Rishi Sunak has delivered the highest budget deficit in history. Yet inflation has not taken off. And that has come on top of over £600 billion in money printing or “quantitative easing” by the Bank of England in the past 10 years. Nothing untoward has happened. Indeed, interest rates remain at their lowest levels in history.

MMT has many critics, including left-wing economists like Paul Krugman. But the theory anyway doesn’t really apply to Scotland because the spending and borrowing powers of Holyrood are strictly limited by the Barnett Formula. The SNP would like to change that, of course, with independence. But for the foreseeable future, spending in Scotland has to be paid for, either by taxes or by the block grant from the UK.

Scotland gets about 20% more per head in spending than England. But that credit line has been maxed out long since. The Scottish Government, and now Labour, seem to be using the £8.6 billion in Covid relief money to build the foundations of socialism. The only problem with that is that it expires at the end of the pandemic. Labour’s manifesto talks optimistically about unspent Barnett money, as if there is a stack of it behind the Scottish Government’s sofa, but that is not exactly a sound fiscal approach.

There is another problem. Scotland’s politicians may have become advocates of modern monetary theory, but it isn’t entirely clear that the voters agree with them.

After all, Jeremy Corbyn’s big spending manifesto, of which Anas Sarwar’s is a direct descendant, was comprehensively rejected by voters in the 2019 General Election. Brexit was an issue there too, of course, but so is independence in this one.

Voters may be old fashioned, but there is a lot of evidence that they expect their governments to be cautious spenders – to observe “prudence”, as Labour’s former leader Gordon Brown always promised when he was Chancellor.

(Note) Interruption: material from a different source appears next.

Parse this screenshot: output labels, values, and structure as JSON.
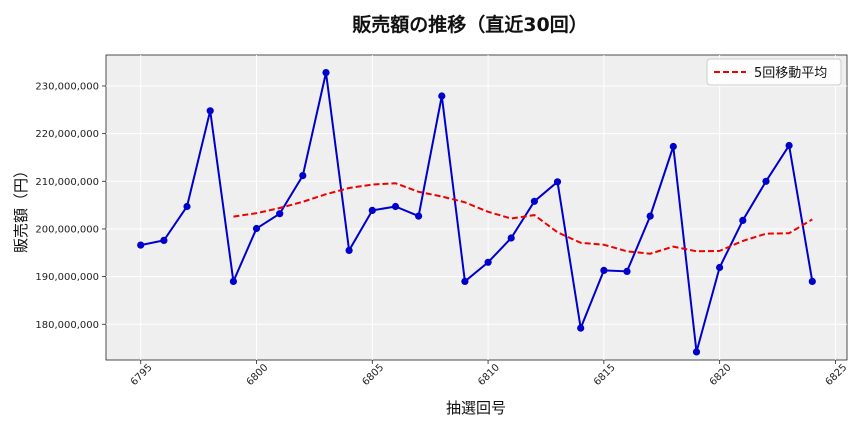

New Labour avoided giving uncosted hostages to fortune, because voters know perfectly well they eventually have to pay for them. Perhaps things have changed, but I’m not so sure.

When Labour’s election leaflet dropped through my door last week, I noticed that it avoided listing too many of Labour’s spending commitments.

It kept mainly to generalities about combating climate change, improving schools, generating jobs. Could it be that Labour think they need to underplay their spending so as not to frighten the electoral horses?